Un'edizione, la numero 60, che ha potuto avvalersi di registi e attori che hanno saputo rappresentare un Cinema italiano che sta crescendo, con un occhio vigile su quell'apertura internazionale che diventa d'obbligo per poter conquistare i consensi di una platea che ormai non si accontenta più della commedia di facile presa. Quella all'italiana, come vorrebbero continuare a definirla chi crede di demolirla, ma smentiti ugualmente da quel premio a miglior attore non protagonista dato a Carlo Buccirosso per Noi e la Giulia (insieme alla sezione giovani), che non ha sofferto per quelle nove statuette date al film Anime Nere di Francesco Munzi, meritate senza ombra di dubbio.

Un film che ha saputo parlare un linguaggio contemporaneo influenzato dalla velocità di ripresa dei cineasti d'oltreoceano, avvalorando una fotografia (Vladan Radovic) e un montaggio (Cristiano Travaglioli) degni di riconoscimenti.
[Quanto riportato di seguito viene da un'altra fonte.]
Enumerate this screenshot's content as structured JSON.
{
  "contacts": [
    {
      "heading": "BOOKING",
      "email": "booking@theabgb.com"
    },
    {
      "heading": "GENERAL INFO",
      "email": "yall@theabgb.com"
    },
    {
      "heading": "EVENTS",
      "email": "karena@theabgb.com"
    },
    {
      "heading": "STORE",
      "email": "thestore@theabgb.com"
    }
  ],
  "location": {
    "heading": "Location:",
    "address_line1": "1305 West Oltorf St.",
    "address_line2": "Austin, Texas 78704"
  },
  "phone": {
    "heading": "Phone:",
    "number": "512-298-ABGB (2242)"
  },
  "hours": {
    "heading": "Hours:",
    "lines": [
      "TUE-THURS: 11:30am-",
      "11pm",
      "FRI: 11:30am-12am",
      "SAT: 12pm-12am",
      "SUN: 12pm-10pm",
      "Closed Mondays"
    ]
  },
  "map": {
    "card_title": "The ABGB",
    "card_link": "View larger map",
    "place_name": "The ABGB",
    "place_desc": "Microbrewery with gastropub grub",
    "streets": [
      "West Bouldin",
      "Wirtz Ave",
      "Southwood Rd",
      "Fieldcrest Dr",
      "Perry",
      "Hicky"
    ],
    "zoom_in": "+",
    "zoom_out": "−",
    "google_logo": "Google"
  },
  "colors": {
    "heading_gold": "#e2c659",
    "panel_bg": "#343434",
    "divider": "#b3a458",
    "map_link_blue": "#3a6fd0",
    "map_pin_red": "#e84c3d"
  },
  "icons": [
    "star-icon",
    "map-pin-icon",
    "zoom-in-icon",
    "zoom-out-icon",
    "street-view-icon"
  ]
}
Una piacevole conferma è toccata all'opera di Mario Martone, Il giovane favoloso, partendo dalla meritata premiazione a miglior attore protagonista per Elio Germano, in quella dedica a Giacomo Leopardi che ha firmato l'intera produzione, insignita dei migliori costumi, trucco e scenografia. Non poteva mancare quell'opera intensa di Nanni Moretti, che non ha risentito dell'indifferenza riscontrata a Cannes, ma che ha saputo emozionare pubblico e critica, giustamente attribuendo a Mia madre i David per miglior attrice protagonista a Margherita Buy e non protagonista per Giulia Lazzarini.

Rimangono le caratterizzazioni di un cinema ad effetti speciali che ha saputo premiare l'inventiva di Gabriele Salvatores per Il ragazzo invisibile (migliori effetti digitali) e Giuseppe Marco Albano per il miglior cortometraggio con Thriller.
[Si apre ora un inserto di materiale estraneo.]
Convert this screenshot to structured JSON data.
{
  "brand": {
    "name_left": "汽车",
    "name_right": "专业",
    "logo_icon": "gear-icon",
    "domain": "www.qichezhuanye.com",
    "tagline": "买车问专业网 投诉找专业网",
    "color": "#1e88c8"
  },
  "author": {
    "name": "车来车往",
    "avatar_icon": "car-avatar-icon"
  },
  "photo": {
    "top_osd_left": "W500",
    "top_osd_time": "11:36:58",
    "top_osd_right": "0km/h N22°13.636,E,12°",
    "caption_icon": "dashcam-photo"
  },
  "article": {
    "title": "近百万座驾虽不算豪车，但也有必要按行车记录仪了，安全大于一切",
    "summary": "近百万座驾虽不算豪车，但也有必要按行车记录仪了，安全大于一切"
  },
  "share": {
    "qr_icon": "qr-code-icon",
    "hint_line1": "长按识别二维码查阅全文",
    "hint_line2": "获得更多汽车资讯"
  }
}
Quentin Tarantino e il David ritrovato

Ad allietare la serata, condotta da un cerimoniere che ha saputo intrattenere senza eccedere nella facile battuta in Tullio Solenghi, l'attesissima conferma di un ospite di riguardo in Quentin Tarantino.
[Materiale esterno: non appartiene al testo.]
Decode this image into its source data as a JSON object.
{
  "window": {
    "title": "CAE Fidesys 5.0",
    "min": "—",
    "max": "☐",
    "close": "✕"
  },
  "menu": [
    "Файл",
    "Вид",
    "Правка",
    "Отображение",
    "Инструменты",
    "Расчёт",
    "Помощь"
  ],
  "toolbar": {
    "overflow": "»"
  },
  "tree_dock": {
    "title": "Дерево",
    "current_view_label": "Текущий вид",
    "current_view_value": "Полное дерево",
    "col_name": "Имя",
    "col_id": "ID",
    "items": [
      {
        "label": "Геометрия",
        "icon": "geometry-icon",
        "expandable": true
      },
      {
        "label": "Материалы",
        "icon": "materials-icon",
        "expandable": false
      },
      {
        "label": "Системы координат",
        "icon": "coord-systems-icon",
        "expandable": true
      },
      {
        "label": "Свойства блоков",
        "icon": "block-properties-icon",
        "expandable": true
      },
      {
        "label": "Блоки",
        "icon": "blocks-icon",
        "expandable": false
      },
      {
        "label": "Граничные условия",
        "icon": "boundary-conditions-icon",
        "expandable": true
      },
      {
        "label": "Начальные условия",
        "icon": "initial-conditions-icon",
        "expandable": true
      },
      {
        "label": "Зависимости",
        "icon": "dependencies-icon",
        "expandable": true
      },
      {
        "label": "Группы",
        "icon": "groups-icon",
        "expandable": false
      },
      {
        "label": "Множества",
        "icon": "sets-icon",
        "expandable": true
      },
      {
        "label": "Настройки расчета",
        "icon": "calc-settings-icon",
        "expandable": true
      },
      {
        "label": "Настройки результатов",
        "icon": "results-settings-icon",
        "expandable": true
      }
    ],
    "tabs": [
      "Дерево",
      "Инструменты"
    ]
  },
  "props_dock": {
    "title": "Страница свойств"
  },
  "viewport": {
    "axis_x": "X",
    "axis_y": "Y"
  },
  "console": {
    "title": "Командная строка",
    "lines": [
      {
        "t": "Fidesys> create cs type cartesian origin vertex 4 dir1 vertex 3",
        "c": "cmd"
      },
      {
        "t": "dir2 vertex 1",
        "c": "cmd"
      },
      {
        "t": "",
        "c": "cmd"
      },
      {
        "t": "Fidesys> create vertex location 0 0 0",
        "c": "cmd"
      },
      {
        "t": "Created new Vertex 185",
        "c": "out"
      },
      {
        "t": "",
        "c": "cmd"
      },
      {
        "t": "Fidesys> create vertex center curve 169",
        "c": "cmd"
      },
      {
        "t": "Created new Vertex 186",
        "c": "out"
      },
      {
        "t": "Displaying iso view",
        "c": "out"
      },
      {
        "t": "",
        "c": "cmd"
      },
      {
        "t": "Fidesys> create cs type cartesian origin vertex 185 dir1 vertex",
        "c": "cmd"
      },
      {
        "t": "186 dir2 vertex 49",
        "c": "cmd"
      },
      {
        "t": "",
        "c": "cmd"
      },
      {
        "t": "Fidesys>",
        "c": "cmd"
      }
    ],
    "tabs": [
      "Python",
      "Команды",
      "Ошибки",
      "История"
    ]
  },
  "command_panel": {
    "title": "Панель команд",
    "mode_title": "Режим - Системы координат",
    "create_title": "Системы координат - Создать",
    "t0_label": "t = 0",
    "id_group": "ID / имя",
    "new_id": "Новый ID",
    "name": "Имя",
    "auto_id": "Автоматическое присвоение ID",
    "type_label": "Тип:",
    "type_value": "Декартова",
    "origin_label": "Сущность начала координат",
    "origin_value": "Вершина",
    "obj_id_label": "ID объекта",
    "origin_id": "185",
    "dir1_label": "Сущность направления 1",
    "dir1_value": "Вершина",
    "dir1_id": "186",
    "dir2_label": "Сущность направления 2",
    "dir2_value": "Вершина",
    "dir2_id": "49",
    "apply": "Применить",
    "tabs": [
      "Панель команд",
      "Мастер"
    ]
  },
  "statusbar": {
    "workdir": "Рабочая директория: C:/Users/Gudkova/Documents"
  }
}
Il regista portavoce di quel cinema americano che riesce a raccontare con l'occhio dissacratorio del pulp rielaborato, ha ritirato quei David di Donatello che erano rimasti in Italia e vinti per Pulp Fiction e Django Unchained. Una cerimonia dedicata ai grandi cineasti e attori che hanno fatto grande il cinema mondiale, da Orson Welles, Ingrid Bergman e il nostro Mario Monicelli.